Had nu Wilgenhout zelf, bij de tijding die hem was gebragt, verrast gestaan, - zijne vrouw wist niet langer waar zij het aan vast had, toen de zaak haar ter ooren kwam. Dat haar man op reis naar Rome zou gaan, en dit op morgen reeds, - kwam haar zoo vreemd en romanesk voor, dat zij aanvankelijk niet anders dacht, of Frantzen had eene grap met hem voorgehad. Maar aldra overtuigd, dat de zaak ernst en geene bloote gekheid was, kwam zij tot andere gedachten. Eene reis naar Rome, en dat geheel kosteloos - wel! dat was een buitenkansje, dat aan een burgerman niet alle dagen te beurt viel. Hoe menig aanzienlijk heer niet in den Haag, die haren man dat fortuintje zou benijden! Zie, dit denkbeeld alleen woog alle bezwaren bij de vrouw op, die zij anders nog tegen het reisplan vond in te brengen. En dat - hoe zouden hare vrienden en bekenden neit staan op te kijken, als Wilgenhout, na eene groote maand misschien, zou zijn terug gekeerd, en zij dan zouden hooren, dat hij te Rome was geweest! En nu zou zij, onverstandig, bezwaren daartegen inleggen! wel neen; in plaats daarvan, noedigde zij haren man veeleer aan, om de gelegenheid, hem door Frantzen geboden, met beide handen aan te grijpen; want die zou zich vast geene tweede maal zóó voordoen.

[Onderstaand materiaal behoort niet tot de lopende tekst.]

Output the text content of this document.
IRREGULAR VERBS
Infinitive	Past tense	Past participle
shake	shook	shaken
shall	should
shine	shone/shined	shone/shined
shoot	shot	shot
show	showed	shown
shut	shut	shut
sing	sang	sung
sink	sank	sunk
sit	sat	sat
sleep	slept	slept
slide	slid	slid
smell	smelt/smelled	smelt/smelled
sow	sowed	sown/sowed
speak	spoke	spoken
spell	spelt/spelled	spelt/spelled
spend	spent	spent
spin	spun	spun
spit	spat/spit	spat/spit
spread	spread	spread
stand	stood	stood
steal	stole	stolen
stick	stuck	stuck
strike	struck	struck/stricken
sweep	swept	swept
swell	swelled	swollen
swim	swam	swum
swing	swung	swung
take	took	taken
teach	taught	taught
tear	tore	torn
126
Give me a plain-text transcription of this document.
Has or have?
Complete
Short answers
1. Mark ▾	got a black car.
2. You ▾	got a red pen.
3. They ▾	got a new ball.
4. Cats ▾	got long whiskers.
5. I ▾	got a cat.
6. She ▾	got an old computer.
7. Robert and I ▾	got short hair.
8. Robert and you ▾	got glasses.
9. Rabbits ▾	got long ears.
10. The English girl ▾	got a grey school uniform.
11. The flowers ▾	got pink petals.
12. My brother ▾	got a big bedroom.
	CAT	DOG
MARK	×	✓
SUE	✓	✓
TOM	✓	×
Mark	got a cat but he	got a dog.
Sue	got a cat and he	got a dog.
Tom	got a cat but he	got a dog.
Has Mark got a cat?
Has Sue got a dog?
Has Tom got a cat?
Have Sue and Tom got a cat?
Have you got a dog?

Wilgenhout kon best uit hunne beroepszaak zoolang gemist worden; de man deed daar toch niet veel aan; en zij kon die, in zijen afwezigheid, best met behulp van hun winkelmeisje waarnemen. Hij moest maar maken, dat hij veel van Rome kwam te zien, en vooral, dat hij ook den paus te zien kreeg; dan kon hij, bij zijen terugkomst in den Haag, een schat van merkwaardigheden vertellen; en als er dan iemand was, die hem met de pen zoowat wilde bijstaan, kon daar nog wel een reisverhaaltje van komen, dat in een of ander maandwerk, onder zijnen naam in druk verscheen. Dit waren wel uitzigten, om iemand alvast vrolijk te maken.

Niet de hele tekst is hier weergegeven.